Soybean loopers are also increasing in number in many north Alabama soybean fields. These are the key species triggering treatments during the third week of August in fields in the Tennessee Valley, for the complex of foliage feeding and pod feeding worms infesting double-cropped soybeans. The most recent year in which the soybean looper was a serious pest of north Alabama soybeans was 2012 when treatments were initiated the first week of September.
Extension researchers have pest traps scattered at locations throughout the state. High soybean looper trap counts in July gave entomologists reason to believe the looper numbers would be higher than average in early August.
Extension entomologists Dr. Ron Smith and Dr. Tim Reed saw moth counts grow rapidly along the Gulf Coast in June and July. There were high counts in some Elmore County traps as well.
Scouting for Soybean Loopers
Reed and Smith are encouraging farmers to diligently scout soybean fields.
“The occurrence of soybean loopers is widespread in soybean fields in south and central Alabama at this time,” Smith said. “With widespread pest pressure, if a grower does not have a commercial scout, it is important to actively look for soybean loopers themselves.”
Farmers in the Gulf Coast area of Alabama began adding insecticides to their fungicide sprays for some fields during the first half of August to slow the increase in soybean looper numbers.
Soybean looper larvae feed primarily on foliage. They will normally start feeding in the lower half of the plant canopy and move upward over time. Reed said scouts should try get their sweep nets into the lower half of the canopy if possible to get a more accurate estimate of soybean looper numbers. Soybean loopers are more difficult to dislodge from soybeans than other foliage feeding caterpillars.

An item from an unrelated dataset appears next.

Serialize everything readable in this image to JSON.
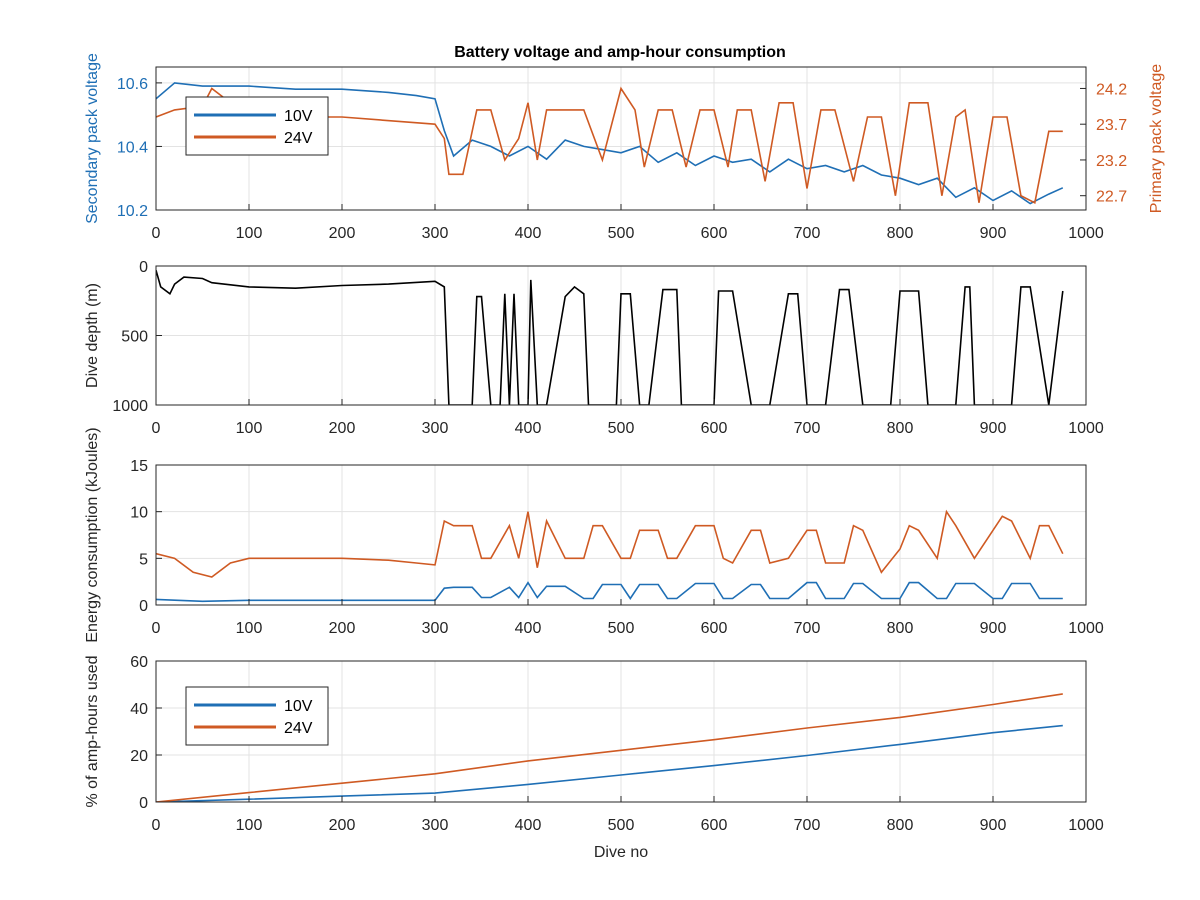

“Early on, farmers will see leaves with a window pane effect,” Reed said. “The very small soybean looper larvae eat only the green portion of the leaf leaving behind the transparent cuticle layer. As larvae mature, they become more aggressive feeders and once soybean loopers begin feeding on the upper canopy, they can soon consume more than 50 percent of the foliage when numbers are high.”
Soybean Looper Control
Smith said soybean loopers are the most expensive pest to control. While there is more than one option, there are a limited number of control options available for soybean loopers—ranging from less than $10 per acre to nearly $20 per acre. Intrepid, Intrepid Edge, Belt, Besiege, Prevathon and Steward are the only four products available to farmers for soybean looper control.